Di titik inilah, keabsahan pemberhentian pegawai KPK yang dinyatakan tidak lulus tes wawasan kebangsaan semakin menjadi pertanyaan. Seakan-akan Tes Wawasan Kebangsaan adalah alat pembenar terhadap upaya untuk memberhentikan pegawai KPK. Jika memperhatikan tidak terkaitnya pertanyaan-pertanyaan dalam Tes Wawasan Kebangsaan untuk mengukur rasa kebangsaan, maka bukan tidak mungkin tes tersebut melanggar rasa setia dan taat kepada Pancasila, UUD 1945, NKRI, dan Bhinneka Tunggal Ika.
2.6. Tanggungjawab Presiden Presiden adalah orang yang sedari awal bertanggungjawab dalam proses alih status pegawai KPK yang “dibuat-buat” dan berantakan itu.
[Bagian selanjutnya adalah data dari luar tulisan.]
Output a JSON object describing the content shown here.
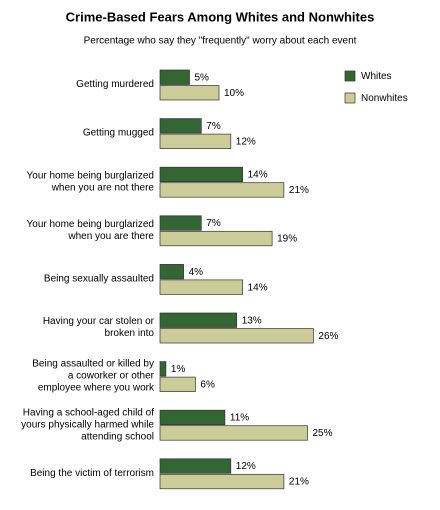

Buktinya sederhana bahwa Presiden adalah salah satu pihak yang terlibat dalam membentuk UU bersama DPR. Meskipun perubahan UU KPK itu adalah usulan DPR tetapi tanpa persetujuan Presiden mustahil sebuah Rancangan UU dapat dibahas lebih lanjut.
UU No. 19 Tahun 2019 merupakan rencana bersama Presiden dan DPR untuk mengalihstatuskan pegawai KPK menjadi ASN. Pada titik tertentu, Presiden merancang dirinya untuk dapat mengendalikan seluruh ASN yang ada, namun dalam konteks pegawai KPK ternyata Presiden tidak mengambil tindakan yang nyata. Hal itu dapat dibuktikan dengan diterbitkannya PP Nomor 17 Tahun 2020 tentang Manajemen Pegawai Negeri Sipil. Pasal 3 PP Manajemen ASN ini mengatur bahwa Presiden selaku pemegang kekuasaan tertinggi Pembinaan PNS berwenang menetapkan pengangkatan, pemindahan, dan pemberhentian PNS.
Jika Presiden menghendaki maka pegawai KPK dengan mudah dapat dialih- statuskan menjadi PNS, tanpa perlu sesuai kehendak Pimpinan KPK sama sekali. Jadi apabila ditanyakan siapakah yang paling bertanggungjawab dalam mengangkat dan memberhentikan pegawai KPK atau pengalihstatusan pegawai KPK menjadi ASN? Jawabnya satu, Presiden Joko Widodo.
Oleh karena itu, saran kepada Presiden Joko Widodo sebagai kepala negara dan kepala pemerintahan untuk menjalankan nilai-nilai Pancasila, UUD 1945, NKRI dan Bhinneka Tunggal Ika dengan melantik seluruh pegawai KPK menjadi ASN. Presiden tidak dapat lari dari tanggung-jawabnya dengan mencoreng nilai-nilai Pancasila, UUD 1945, NKRI dan Bhinneka Tunggal Ika dengan membenarkan isi materi Tes Wawasan Kebangsaan alih status pegawai KPK tersebut.